Juneteenth

I missed Juneteenth.  June 19th, 1865, the abolition of slavery in Texas.

I planned to acknowledge it and celebrate. I circled it on the calendar, wrote it at the top of my planner, the week of.  I've honestly never thought about Juneteenth before, in my whole life, but for some reason, this year, it was important to me. I was going to gather my kids and it was going to be an epic celebration.

It didn't happen.  I missed it altogether.
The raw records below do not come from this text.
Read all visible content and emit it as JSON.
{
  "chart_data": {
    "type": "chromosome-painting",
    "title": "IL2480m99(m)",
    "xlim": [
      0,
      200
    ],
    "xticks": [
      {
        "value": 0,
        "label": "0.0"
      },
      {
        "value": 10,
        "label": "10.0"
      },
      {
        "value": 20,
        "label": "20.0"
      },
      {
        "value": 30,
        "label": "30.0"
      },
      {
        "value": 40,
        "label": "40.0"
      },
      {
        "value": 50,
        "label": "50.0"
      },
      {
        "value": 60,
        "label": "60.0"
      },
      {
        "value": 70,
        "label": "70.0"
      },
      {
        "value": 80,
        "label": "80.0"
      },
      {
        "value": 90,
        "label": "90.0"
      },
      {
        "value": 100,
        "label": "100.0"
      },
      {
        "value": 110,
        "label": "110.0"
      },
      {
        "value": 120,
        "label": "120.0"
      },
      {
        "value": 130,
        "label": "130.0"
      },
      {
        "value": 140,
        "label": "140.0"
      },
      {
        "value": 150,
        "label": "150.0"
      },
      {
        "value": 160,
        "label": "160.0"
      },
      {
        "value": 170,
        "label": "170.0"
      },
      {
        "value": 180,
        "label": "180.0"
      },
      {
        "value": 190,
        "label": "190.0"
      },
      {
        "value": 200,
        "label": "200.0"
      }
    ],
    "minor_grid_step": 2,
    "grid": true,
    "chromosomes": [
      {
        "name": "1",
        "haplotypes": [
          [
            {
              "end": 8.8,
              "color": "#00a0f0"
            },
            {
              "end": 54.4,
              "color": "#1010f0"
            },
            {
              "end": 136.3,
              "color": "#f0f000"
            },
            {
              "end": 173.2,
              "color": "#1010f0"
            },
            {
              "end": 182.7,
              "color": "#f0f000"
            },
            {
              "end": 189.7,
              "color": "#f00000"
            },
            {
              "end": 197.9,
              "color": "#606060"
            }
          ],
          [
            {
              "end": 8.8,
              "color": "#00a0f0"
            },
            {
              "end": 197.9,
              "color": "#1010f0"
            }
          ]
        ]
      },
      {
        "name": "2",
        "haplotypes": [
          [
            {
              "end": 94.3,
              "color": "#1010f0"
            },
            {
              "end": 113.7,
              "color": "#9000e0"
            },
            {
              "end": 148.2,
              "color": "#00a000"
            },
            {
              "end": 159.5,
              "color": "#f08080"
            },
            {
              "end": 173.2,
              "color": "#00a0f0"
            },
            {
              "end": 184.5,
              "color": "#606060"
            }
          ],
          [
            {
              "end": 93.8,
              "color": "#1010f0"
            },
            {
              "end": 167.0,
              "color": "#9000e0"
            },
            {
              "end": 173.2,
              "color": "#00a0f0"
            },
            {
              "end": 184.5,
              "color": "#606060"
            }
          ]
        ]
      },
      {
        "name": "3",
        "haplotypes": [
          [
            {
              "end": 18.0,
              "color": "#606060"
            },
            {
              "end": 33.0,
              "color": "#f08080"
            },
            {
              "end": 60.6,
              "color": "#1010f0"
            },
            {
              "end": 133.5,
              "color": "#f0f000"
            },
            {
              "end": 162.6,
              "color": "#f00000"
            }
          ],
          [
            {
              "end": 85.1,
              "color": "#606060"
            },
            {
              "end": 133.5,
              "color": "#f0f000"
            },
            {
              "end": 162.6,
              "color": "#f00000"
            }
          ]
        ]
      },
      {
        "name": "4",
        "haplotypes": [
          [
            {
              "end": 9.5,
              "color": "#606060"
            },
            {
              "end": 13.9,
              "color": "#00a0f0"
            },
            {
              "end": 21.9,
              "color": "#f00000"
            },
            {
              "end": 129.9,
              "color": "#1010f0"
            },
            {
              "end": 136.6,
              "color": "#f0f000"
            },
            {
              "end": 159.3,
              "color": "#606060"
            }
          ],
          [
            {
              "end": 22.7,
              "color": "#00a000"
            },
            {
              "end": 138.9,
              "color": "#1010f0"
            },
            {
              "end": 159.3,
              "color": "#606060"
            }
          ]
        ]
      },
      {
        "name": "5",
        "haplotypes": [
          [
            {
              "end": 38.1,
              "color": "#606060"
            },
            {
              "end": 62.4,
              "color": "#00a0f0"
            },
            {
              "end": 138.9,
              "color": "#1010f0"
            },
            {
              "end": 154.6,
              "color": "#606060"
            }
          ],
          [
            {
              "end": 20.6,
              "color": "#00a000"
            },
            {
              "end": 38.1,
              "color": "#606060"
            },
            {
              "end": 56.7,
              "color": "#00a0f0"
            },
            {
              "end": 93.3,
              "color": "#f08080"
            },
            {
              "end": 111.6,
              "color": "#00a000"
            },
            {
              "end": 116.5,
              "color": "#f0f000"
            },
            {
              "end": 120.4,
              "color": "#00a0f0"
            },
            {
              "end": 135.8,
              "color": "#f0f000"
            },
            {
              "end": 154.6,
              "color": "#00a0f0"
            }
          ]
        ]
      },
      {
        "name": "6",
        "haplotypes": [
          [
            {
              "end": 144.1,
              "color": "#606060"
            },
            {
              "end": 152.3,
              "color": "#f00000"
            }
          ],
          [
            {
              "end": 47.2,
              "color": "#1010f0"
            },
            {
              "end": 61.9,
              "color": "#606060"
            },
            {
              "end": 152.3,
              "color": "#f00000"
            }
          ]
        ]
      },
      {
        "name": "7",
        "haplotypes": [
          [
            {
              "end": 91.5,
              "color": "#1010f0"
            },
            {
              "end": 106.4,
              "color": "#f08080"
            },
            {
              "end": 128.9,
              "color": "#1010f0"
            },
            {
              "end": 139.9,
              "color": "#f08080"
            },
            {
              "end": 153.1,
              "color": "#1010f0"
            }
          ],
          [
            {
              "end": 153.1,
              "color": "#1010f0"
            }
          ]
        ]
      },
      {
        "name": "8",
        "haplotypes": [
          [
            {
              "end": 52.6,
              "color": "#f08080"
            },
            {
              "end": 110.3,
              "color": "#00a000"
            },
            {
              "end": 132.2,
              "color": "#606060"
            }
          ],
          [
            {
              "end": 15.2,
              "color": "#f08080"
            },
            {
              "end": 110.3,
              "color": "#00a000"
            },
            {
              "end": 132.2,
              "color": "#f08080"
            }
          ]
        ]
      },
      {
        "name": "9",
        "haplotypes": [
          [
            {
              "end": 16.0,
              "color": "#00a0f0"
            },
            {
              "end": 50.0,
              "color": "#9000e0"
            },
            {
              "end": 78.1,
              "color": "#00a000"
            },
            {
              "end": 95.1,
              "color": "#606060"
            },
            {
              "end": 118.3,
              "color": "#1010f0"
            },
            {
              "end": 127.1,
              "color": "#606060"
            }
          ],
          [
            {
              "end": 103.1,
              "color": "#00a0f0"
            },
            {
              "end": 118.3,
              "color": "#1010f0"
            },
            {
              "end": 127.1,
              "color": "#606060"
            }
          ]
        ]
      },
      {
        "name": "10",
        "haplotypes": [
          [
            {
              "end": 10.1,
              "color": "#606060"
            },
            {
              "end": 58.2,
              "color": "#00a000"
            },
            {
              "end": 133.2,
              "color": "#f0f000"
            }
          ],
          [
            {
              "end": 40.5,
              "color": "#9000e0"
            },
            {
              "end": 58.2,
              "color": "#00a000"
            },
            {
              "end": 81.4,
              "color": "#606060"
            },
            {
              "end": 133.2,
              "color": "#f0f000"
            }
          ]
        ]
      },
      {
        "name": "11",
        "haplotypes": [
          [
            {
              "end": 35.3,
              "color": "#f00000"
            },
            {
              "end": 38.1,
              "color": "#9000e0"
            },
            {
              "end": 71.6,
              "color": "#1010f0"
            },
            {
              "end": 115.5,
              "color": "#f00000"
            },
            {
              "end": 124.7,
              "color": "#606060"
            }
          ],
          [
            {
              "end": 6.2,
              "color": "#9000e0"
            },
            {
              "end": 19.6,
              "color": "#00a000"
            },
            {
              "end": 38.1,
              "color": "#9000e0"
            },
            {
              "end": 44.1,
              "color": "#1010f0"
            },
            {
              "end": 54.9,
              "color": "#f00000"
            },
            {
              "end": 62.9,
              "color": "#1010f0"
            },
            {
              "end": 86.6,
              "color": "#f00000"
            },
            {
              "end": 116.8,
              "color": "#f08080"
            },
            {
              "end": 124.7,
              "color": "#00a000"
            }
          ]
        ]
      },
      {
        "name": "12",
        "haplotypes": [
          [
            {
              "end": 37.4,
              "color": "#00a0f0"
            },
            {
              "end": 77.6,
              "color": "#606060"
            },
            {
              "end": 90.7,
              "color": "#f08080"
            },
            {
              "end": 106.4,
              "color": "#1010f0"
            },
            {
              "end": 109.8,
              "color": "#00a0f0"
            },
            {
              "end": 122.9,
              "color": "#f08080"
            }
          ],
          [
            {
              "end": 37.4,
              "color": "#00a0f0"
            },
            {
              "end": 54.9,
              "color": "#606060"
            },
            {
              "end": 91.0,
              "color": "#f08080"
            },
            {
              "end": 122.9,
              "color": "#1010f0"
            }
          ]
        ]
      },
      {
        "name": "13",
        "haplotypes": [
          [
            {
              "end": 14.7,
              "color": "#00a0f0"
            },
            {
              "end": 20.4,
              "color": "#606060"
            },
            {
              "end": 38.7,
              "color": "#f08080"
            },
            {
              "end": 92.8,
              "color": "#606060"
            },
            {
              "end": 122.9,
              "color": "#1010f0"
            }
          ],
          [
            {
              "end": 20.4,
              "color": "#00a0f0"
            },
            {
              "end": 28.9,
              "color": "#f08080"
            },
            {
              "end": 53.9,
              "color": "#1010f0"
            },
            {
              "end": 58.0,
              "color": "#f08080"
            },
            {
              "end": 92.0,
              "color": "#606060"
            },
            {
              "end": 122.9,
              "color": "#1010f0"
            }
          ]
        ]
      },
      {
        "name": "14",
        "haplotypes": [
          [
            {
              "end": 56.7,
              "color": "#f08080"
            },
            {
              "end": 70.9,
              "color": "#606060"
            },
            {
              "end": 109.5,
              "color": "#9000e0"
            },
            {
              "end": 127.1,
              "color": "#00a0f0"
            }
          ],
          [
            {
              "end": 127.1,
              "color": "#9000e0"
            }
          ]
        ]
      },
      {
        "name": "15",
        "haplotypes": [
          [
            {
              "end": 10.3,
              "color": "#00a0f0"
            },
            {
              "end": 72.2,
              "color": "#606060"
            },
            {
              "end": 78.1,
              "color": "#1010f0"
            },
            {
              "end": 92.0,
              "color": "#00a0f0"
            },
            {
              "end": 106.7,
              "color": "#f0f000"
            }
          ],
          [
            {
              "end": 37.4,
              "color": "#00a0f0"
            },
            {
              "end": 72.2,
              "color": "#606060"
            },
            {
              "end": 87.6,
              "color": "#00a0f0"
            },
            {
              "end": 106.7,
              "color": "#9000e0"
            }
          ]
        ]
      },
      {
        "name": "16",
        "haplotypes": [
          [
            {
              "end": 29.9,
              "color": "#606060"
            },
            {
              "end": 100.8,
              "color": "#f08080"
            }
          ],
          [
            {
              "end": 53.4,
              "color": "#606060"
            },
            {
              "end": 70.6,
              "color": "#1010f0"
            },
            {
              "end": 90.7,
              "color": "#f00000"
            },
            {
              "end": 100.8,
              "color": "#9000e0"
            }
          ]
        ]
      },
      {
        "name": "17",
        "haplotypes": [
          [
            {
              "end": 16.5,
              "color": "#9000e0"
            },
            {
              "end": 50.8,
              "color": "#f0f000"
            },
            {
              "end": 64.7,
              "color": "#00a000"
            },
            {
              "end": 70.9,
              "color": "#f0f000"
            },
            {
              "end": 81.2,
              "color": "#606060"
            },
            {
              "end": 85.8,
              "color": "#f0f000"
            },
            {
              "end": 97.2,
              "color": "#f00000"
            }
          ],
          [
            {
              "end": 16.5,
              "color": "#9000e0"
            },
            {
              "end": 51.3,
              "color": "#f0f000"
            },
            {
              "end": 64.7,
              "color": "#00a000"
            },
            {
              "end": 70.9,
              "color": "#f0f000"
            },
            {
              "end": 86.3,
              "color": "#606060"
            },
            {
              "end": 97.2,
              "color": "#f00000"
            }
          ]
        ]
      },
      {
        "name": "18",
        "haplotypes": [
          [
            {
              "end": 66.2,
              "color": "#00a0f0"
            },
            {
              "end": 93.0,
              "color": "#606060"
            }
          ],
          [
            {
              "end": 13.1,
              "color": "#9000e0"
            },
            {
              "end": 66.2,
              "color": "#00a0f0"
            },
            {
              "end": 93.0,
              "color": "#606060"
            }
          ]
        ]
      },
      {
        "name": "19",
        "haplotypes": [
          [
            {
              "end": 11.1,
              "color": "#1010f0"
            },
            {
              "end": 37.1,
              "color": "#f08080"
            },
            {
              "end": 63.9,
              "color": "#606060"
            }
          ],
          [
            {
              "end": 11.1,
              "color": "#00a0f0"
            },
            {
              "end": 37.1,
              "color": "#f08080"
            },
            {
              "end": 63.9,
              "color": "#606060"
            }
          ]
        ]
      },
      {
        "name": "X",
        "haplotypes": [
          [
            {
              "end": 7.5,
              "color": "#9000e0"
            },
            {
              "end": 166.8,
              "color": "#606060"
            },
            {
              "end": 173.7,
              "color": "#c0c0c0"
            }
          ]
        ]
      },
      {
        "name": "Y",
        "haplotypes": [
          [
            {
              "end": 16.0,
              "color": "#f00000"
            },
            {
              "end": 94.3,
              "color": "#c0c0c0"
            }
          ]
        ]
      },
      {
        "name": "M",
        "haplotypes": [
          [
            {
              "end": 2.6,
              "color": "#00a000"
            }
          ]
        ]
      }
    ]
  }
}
I wanted it to be our day of emancipation from Dyskeratosis Congenita.  The disease that has produced nothing but scarcity for us.  The chronic reminders that change what could become of each day.  It would be wrong to suggest that we have no say in this...because we do, and we use to live our best life but then I got tired and forgot against the current of disease and we became enslaved to a different way of living, of thinking or despairing.

Ironically, I was in my own head on the 19th, giving up the day to fight a losing battle with insurance companies, bill collectors, anticipation of transfusions, expensive therapies, the dim future; all the hard things of this mortal world.  It was thrust upon us and I went with it. It's the story line that keeps me dangling on every new symptom because it's all we know now.

I didn't want to take away from the very tragic reason in history, Juneteenth was meant to represent.  I wanted to borrow the idea and have one day that we lived free from worry.  A day that we could celebrate life in a wholly joyous way.  I wanted it to be a day of creation, not destruction. I wanted it to be memorable, compelling, a day we would all remember as the best day.

June 19th wasn't the best day.  Today wasn't the best day but it wasn't the worst day either.

I read recently, that the power to create is linked to the power to destroy.  The same part of your brain that registers trauma, is also the part of your brain where healing happens.  I wanted our Juneteenth to be a day of healing and creation, if even for one day.

I wish every day could be Juneteenth.  Is that too much to ask?  Is it even possible? Perhaps in lofty ways, we can be free from whatever it is that keeps our thoughts enslaved to discouragement.  But let's keep it real...in a perfect world, we would be...well perfect!  Surprise!  We don't live in a perfect world and perfection is not even a human trait...yet. There are no perfect days.  We can have near perfect days, better days, days we manage to survive.  Maybe that's good enough.  Even one little pocket of freedom felt is all we really need.

Comments

  1. What a post! How you encourage me! I so relate to every post. It's like you are my mind writing it down. I pray for you and the kids constantly. There should be a way for you to turn your writing skills into financial freedom. God Bless!